Despite the relative success of the ANM-based approach here, it is important to stress its limitations. First, rather than predicting an absolute force for deforming a protein, the theory provides a reasonable description of the relative (anisotropic) responses to deformations along different directions in a given protein. The comparison of the unfolding forces of different proteins, on the other hand, is complicated by the differences in the intrinsic (generic) force constants that best reproduce the mechanical behavior of each protein, and by the differences in experimental setups, with the pulling velocities playing a role. Second, the theory is based purely on the contact topology, irrespective of the identity of amino acids.

Although we maintain the view that the overall topology plays a crucial role in mechanical response, as proposed in earlier studies (50,66), it should also be recognized that there exists cases where sequence details become important, and even dominant, such as the fibronectin domains (Fig. 8), the immunoglobulin domains, and recombination of immunoglobulin fragments (67).
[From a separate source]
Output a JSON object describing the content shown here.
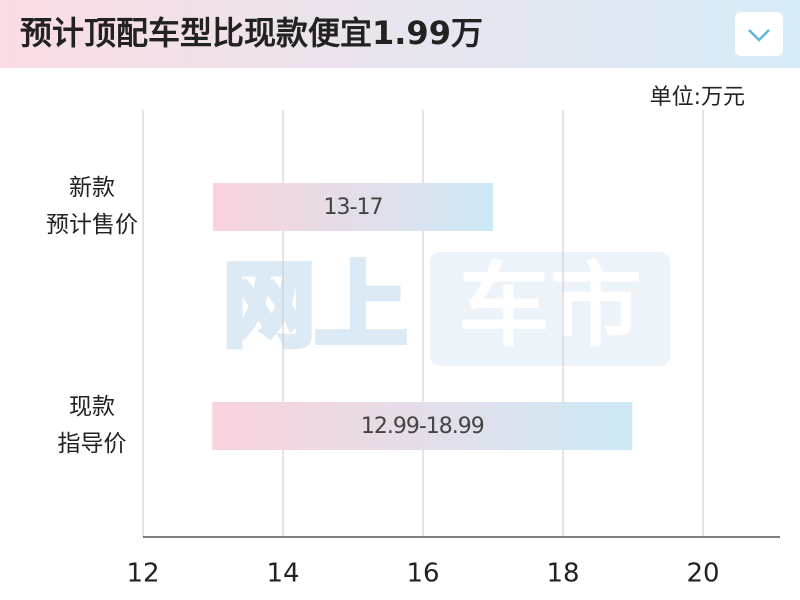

The theory here cannot explain the differences in the mechanical behavior of proteins that have the same fold but exhibit mechanical responses to deformation. Finally, because the models utilize native state coordinates, the predictions would be expected to agree with experiments to the extent that the transition state is close to the original equilibrium state. Events far from the original state, or transitions that involve multiple barriers and/or intermediates (such as those observed by Schulten and collaborators for titin (41,42)), are beyond the applicability range of the theory.